A dog that loves to cuddle- A charmer from the start. A Chihuahua Came into my life And stole away my heart.

It is right next to Snookie's pictures and poem. I have the chihuahua figurine sitting next to Snookie's urn and I have a glass heart that are held by hands. Inside the glass heart it says I Love You. Maybe you could do those kinds of things to bring comfort to your heart.
Ann

Pamela, Thank you my precious friend for posting your picture. I love it. Only my husband, children and my dearest granddaugher Sara talks about Snookie and Chili Bean. My brothers and sister don't say anything about them anymore. I know how much that hurts.

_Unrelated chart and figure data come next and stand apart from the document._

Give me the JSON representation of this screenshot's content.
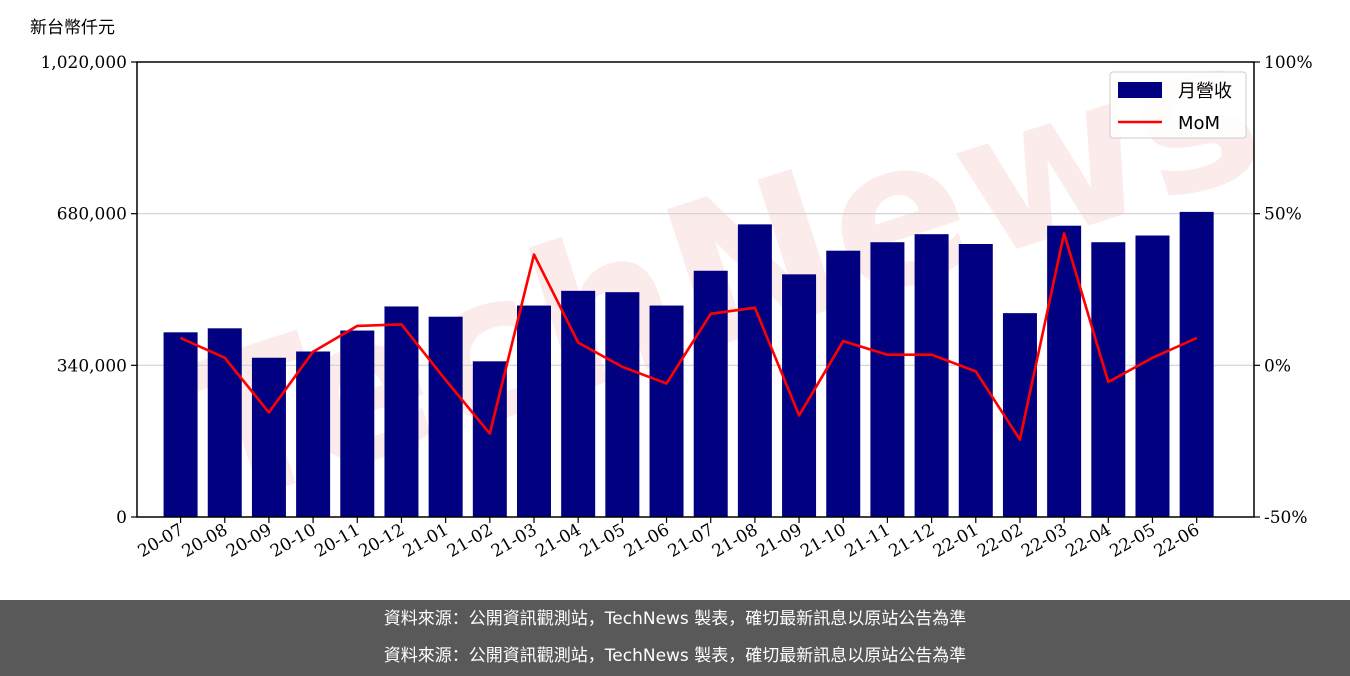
{
  "chart_data": {
    "type": "bar+line",
    "y_unit_label": "新台幣仟元",
    "categories": [
      "20-07",
      "20-08",
      "20-09",
      "20-10",
      "20-11",
      "20-12",
      "21-01",
      "21-02",
      "21-03",
      "21-04",
      "21-05",
      "21-06",
      "21-07",
      "21-08",
      "21-09",
      "21-10",
      "21-11",
      "21-12",
      "22-01",
      "22-02",
      "22-03",
      "22-04",
      "22-05",
      "22-06"
    ],
    "series": [
      {
        "name": "月營收",
        "type": "bar",
        "axis": "left",
        "color": "#000080",
        "values": [
          414000,
          423000,
          357000,
          371000,
          418000,
          472000,
          449000,
          349000,
          474000,
          507000,
          504000,
          474000,
          552000,
          656000,
          544000,
          597000,
          616000,
          634000,
          612000,
          457000,
          653000,
          616000,
          631000,
          684000
        ]
      },
      {
        "name": "MoM",
        "type": "line",
        "axis": "right",
        "color": "#ff0000",
        "values": [
          9.0,
          2.5,
          -15.5,
          4.5,
          13.0,
          13.5,
          -4.8,
          -22.5,
          36.5,
          7.5,
          -0.5,
          -6.0,
          17.0,
          19.0,
          -16.5,
          8.0,
          3.5,
          3.5,
          -2.0,
          -24.5,
          43.5,
          -5.5,
          2.5,
          9.0
        ]
      }
    ],
    "y_left": {
      "min": 0,
      "max": 1020000,
      "ticks": [
        0,
        340000,
        680000,
        1020000
      ],
      "tick_labels": [
        "0",
        "340,000",
        "680,000",
        "1,020,000"
      ]
    },
    "y_right": {
      "min": -50,
      "max": 100,
      "ticks": [
        -50,
        0,
        50,
        100
      ],
      "tick_labels": [
        "-50%",
        "0%",
        "50%",
        "100%"
      ]
    },
    "grid": "horizontal",
    "legend": {
      "position": "top-right",
      "entries": [
        {
          "label": "月營收",
          "symbol": "bar",
          "color": "#000080"
        },
        {
          "label": "MoM",
          "symbol": "line",
          "color": "#ff0000"
        }
      ]
    },
    "watermark": "TechNews"
  },
  "footer": {
    "line1": "資料來源：公開資訊觀測站，TechNews 製表，確切最新訊息以原站公告為準",
    "line2": "資料來源：公開資訊觀測站，TechNews 製表，確切最新訊息以原站公告為準"
  }
}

Sweet Pamela, you have become like a sister to me and I promise as long as I shall live I will never forget about Moose. My husband said he will never forget him just from his name alone. Clair wondered where you came up with that name. I told him how you said when he was a puppy his head was much bigger than his body and that's how you named him.

Yes, life is like a book and when that last chapter is written we will be with our babies never to part again, no more pain or death ever. Running, playing, holding them, giving kisses and being kissed. You have said many times that God will restore that which is lost to us on earth. I want the last sentence to read: Just as Pamela said God did restore that which was lost to me on earth, my joy and blessings are many.
Love, Ann
IndysMom
Dearest Ann-
Thinking of you, Clair and your little angels. I do love your stories of Snookie and Chili Bean. They always make me smile. I so understand what a huge part of your life they were. Indy shared everything with me too. Often, your cute stories of the girls trigger my fond thoughts of Indy. Thank you for helping me smile at a fond rememberence of my boy instead of weeping over his loss.
Love & Hugs,
Fran
Rusty's Mom
Dear Ann and Clair,

It was so nice reading more about your lives with precious Chili Bean and Snookie. How much happiness you all shared!

How wonderful for you, Ann, Jilly and Pamela to have felt the presence of your beloved Snookie, Chili Bean, Ellie and Moose. I've not had that happen to me yet with my pal Rusty.....maybe one day.

(Pamela - Who cares about spelling? Your posts are always so touching. You have a way with words and express your feelings so well.....right from the heart.)

Lynn
Kathleen032
Dear Ann,

I so enjoy reading your stories about Chili Bean and Snookie. What wonderful companions they both were! I know you miss them both so much. They brought you love and laughter...two very special gifts from two very special girls.